After sating my desire for all things kitchen related we head onto get our first glimpse of one of the ubiquitous sights in Tokyo – the neon jungle of Akihabara, AKA Electric town.
Akihabara is named after the fire-controlling god of a shrine built after the area was destroyed by a fire in 1869.
Akihabara gained the nickname Electric Town after World War II as it became a major shopping centre for household electronic goods and the post-war black market.
It’s a popular shopping district for video games, anime, manga, and computer goods.
Anime and manga shops abound and numerous ‘maid cafés’ are found everywhere.
Everywhere you turn are a plethora of skimpily clad, doe eyed manga dolls.
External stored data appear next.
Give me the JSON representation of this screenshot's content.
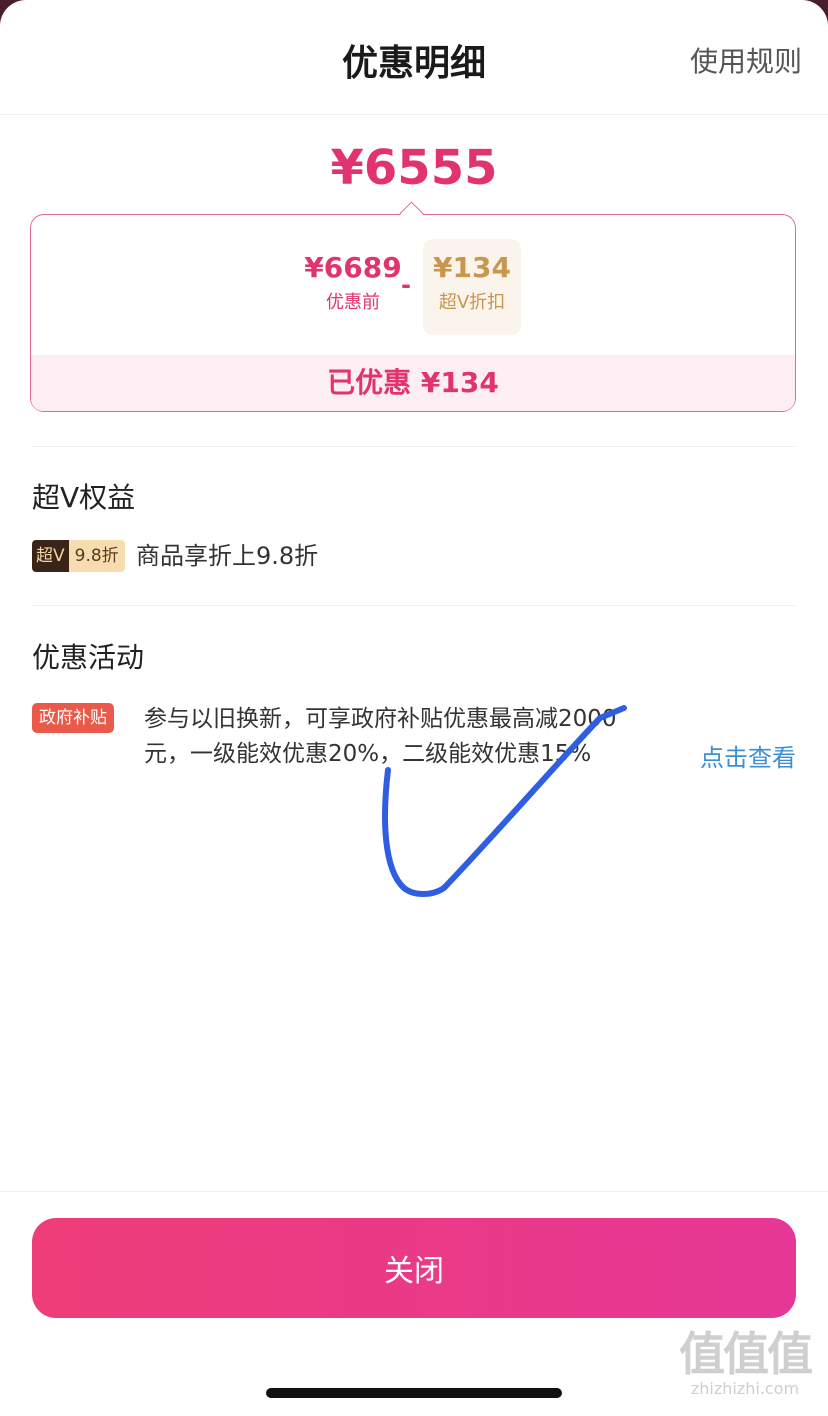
{
  "header": {
    "title": "优惠明细",
    "rules_link": "使用规则"
  },
  "price": {
    "total": "¥6555"
  },
  "breakdown": {
    "before_amount": "¥6689",
    "before_label": "优惠前",
    "operator": "-",
    "discount_amount": "¥134",
    "discount_label": "超V折扣",
    "saved_text": "已优惠 ¥134"
  },
  "svip_section": {
    "title": "超V权益",
    "tag_left": "超V",
    "tag_right": "9.8折",
    "description": "商品享折上9.8折"
  },
  "promo_section": {
    "title": "优惠活动",
    "tag": "政府补贴",
    "description": "参与以旧换新，可享政府补贴优惠最高减2000元，一级能效优惠20%，二级能效优惠15%",
    "link": "点击查看"
  },
  "footer": {
    "close_label": "关闭"
  },
  "watermark": {
    "glyphs": "值值值",
    "url": "zhizhizhi.com"
  },
  "colors": {
    "accent": "#e0336f",
    "link": "#3b8fd6",
    "gov_tag": "#ea5a4a",
    "annotation": "#2f5fe0"
  }
}
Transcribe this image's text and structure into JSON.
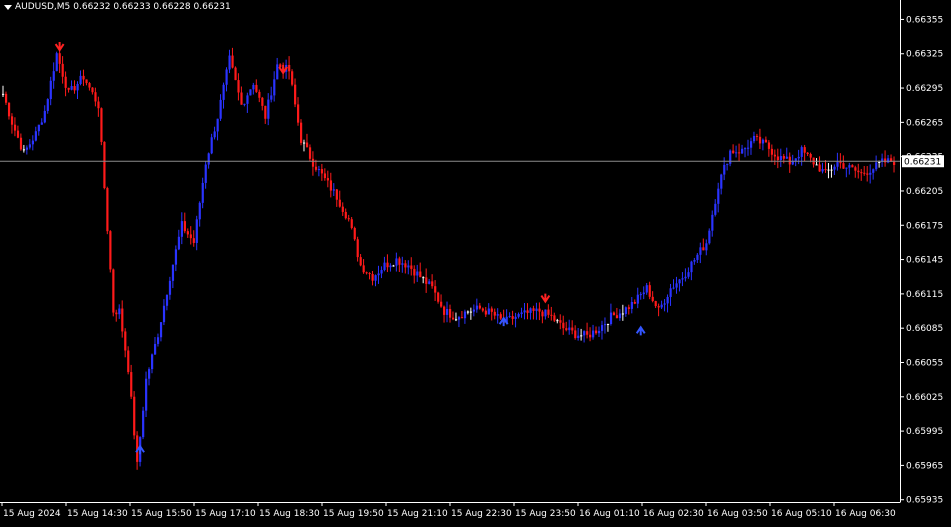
{
  "header": {
    "symbol": "AUDUSD,M5",
    "ohlc": "0.66232 0.66233 0.66228 0.66231"
  },
  "colors": {
    "background": "#000000",
    "bull": "#2a33ff",
    "bear": "#ff1a1a",
    "doji": "#ffffff",
    "axis": "#ffffff",
    "current_line": "#8c8c8c",
    "arrow_up": "#3355ff",
    "arrow_down": "#ff2222"
  },
  "chart_data": {
    "type": "candlestick",
    "symbol": "AUDUSD",
    "timeframe": "M5",
    "current_price": 0.66231,
    "current_price_label": "0.66231",
    "ylim": [
      0.65933,
      0.66372
    ],
    "y_ticks": [
      {
        "value": 0.66355,
        "label": "0.66355"
      },
      {
        "value": 0.66325,
        "label": "0.66325"
      },
      {
        "value": 0.66295,
        "label": "0.66295"
      },
      {
        "value": 0.66265,
        "label": "0.66265"
      },
      {
        "value": 0.66235,
        "label": "0.66235"
      },
      {
        "value": 0.66205,
        "label": "0.66205"
      },
      {
        "value": 0.66175,
        "label": "0.66175"
      },
      {
        "value": 0.66145,
        "label": "0.66145"
      },
      {
        "value": 0.66115,
        "label": "0.66115"
      },
      {
        "value": 0.66085,
        "label": "0.66085"
      },
      {
        "value": 0.66055,
        "label": "0.66055"
      },
      {
        "value": 0.66025,
        "label": "0.66025"
      },
      {
        "value": 0.65995,
        "label": "0.65995"
      },
      {
        "value": 0.65965,
        "label": "0.65965"
      },
      {
        "value": 0.65935,
        "label": "0.65935"
      }
    ],
    "x_labels": [
      "15 Aug 2024",
      "15 Aug 14:30",
      "15 Aug 15:50",
      "15 Aug 17:10",
      "15 Aug 18:30",
      "15 Aug 19:50",
      "15 Aug 21:10",
      "15 Aug 22:30",
      "15 Aug 23:50",
      "16 Aug 01:10",
      "16 Aug 02:30",
      "16 Aug 03:50",
      "16 Aug 05:10",
      "16 Aug 06:30"
    ],
    "anchors": [
      [
        0,
        0.6629
      ],
      [
        3,
        0.66265
      ],
      [
        7,
        0.66238
      ],
      [
        11,
        0.66255
      ],
      [
        14,
        0.66275
      ],
      [
        18,
        0.66325
      ],
      [
        22,
        0.6629
      ],
      [
        27,
        0.66305
      ],
      [
        32,
        0.6628
      ],
      [
        37,
        0.661
      ],
      [
        39,
        0.661
      ],
      [
        42,
        0.6605
      ],
      [
        45,
        0.65965
      ],
      [
        48,
        0.6604
      ],
      [
        52,
        0.6608
      ],
      [
        56,
        0.6613
      ],
      [
        60,
        0.66175
      ],
      [
        64,
        0.6616
      ],
      [
        68,
        0.6623
      ],
      [
        72,
        0.6627
      ],
      [
        76,
        0.6632
      ],
      [
        80,
        0.6628
      ],
      [
        84,
        0.663
      ],
      [
        88,
        0.6627
      ],
      [
        92,
        0.66315
      ],
      [
        96,
        0.6631
      ],
      [
        100,
        0.6625
      ],
      [
        104,
        0.6623
      ],
      [
        108,
        0.66215
      ],
      [
        112,
        0.662
      ],
      [
        116,
        0.6618
      ],
      [
        120,
        0.6614
      ],
      [
        124,
        0.6613
      ],
      [
        128,
        0.6614
      ],
      [
        132,
        0.66145
      ],
      [
        136,
        0.6614
      ],
      [
        140,
        0.6613
      ],
      [
        144,
        0.6612
      ],
      [
        148,
        0.661
      ],
      [
        152,
        0.66095
      ],
      [
        156,
        0.661
      ],
      [
        160,
        0.66102
      ],
      [
        164,
        0.66098
      ],
      [
        168,
        0.6609
      ],
      [
        172,
        0.66095
      ],
      [
        176,
        0.66098
      ],
      [
        180,
        0.661
      ],
      [
        184,
        0.66095
      ],
      [
        188,
        0.66085
      ],
      [
        192,
        0.6608
      ],
      [
        196,
        0.66078
      ],
      [
        200,
        0.66085
      ],
      [
        204,
        0.66095
      ],
      [
        208,
        0.661
      ],
      [
        212,
        0.66108
      ],
      [
        216,
        0.6612
      ],
      [
        220,
        0.661
      ],
      [
        224,
        0.6612
      ],
      [
        228,
        0.6613
      ],
      [
        232,
        0.66145
      ],
      [
        236,
        0.6616
      ],
      [
        240,
        0.6621
      ],
      [
        244,
        0.6624
      ],
      [
        248,
        0.6624
      ],
      [
        252,
        0.6625
      ],
      [
        256,
        0.66245
      ],
      [
        260,
        0.66235
      ],
      [
        264,
        0.6623
      ],
      [
        268,
        0.6624
      ],
      [
        272,
        0.6623
      ],
      [
        276,
        0.6622
      ],
      [
        280,
        0.6623
      ],
      [
        284,
        0.66225
      ],
      [
        288,
        0.6622
      ],
      [
        292,
        0.66225
      ],
      [
        295,
        0.6623
      ],
      [
        298,
        0.66231
      ]
    ],
    "signals": [
      {
        "type": "sell",
        "index": 19,
        "price": 0.6633
      },
      {
        "type": "sell",
        "index": 94,
        "price": 0.6631
      },
      {
        "type": "buy",
        "index": 46,
        "price": 0.6598
      },
      {
        "type": "sell",
        "index": 182,
        "price": 0.6611
      },
      {
        "type": "buy",
        "index": 168,
        "price": 0.66092
      },
      {
        "type": "buy",
        "index": 214,
        "price": 0.66084
      }
    ]
  }
}
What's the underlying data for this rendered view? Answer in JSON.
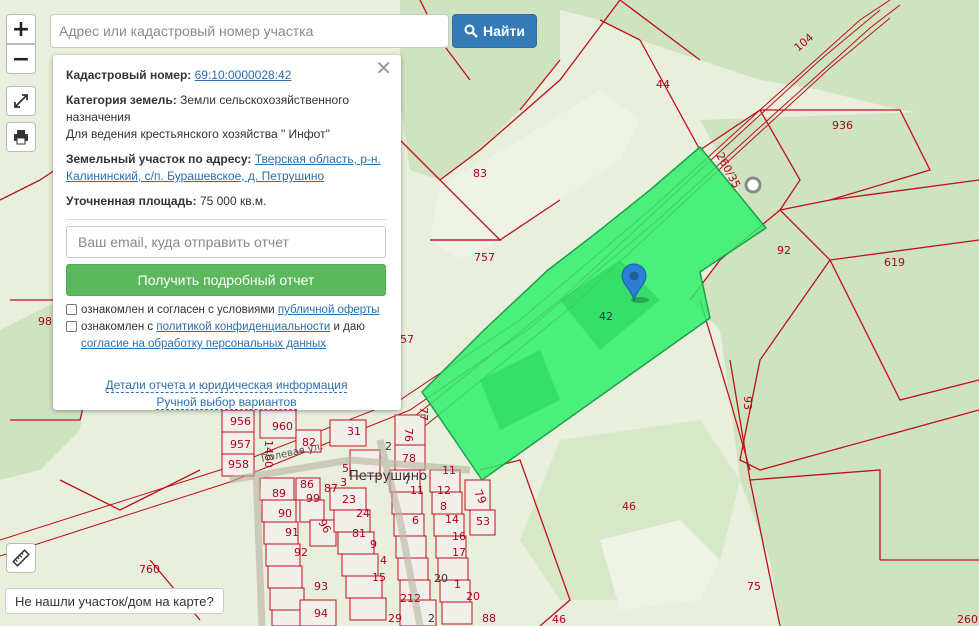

Illustrating a curious sexual but cartoonish vision of womanhood.
Another feature of Japan is the proliferation of arcades with machines for grabbing all manner of fluffy toys and plastic trinkets.
While we associate them with children in the UK, we saw lots of adults putting money into the slots. It all links into the Japanese obsession with Kawaii.
Kawaii is all about cuteness. It’s a prominent aspect of Japanese popular culture that features in everything from entertainment, clothing, food, toys to personal appearance, behaviour, and mannerisms.
I feel the blue fuzzy things might be making eyes at me . . . .
Around Akibara are huge colourful billboards and screens with male or female dancing and singing groups.
These are idols – media personalities in their teens and twenties who are considered particularly attractive or cute and who will regularly appear in the mass media .
Another common feature to be found dotted around are Maid cafés.
These curious, cutesy affairs are a type of cosplay restaurant. In these cafés, waitresses dressed in maid costumes act as servants, and treat customers as masters and mistresses in a private home, rather than as café patrons.
Below I manage to grab a snap of one of the many, very camera shy, maid cafe toutes.
All in all it’s a jaw dropping array of neon highrises, billboards, flashing lights and cartoonish overload.
There isn’t a surface that’s not smothered in cutesy cartoons, or garish advertising. It’s a sensory overload!
I’ll leave you with these colourful snaps of another common feature – vending machines.
The Japanese love to vend things! Whether it’s food, toys, plastic tat or even flying fish in oil – there are literally 1000s of machines on every street corner.
We’ll head back to Akihabara later to see it all lit up at night.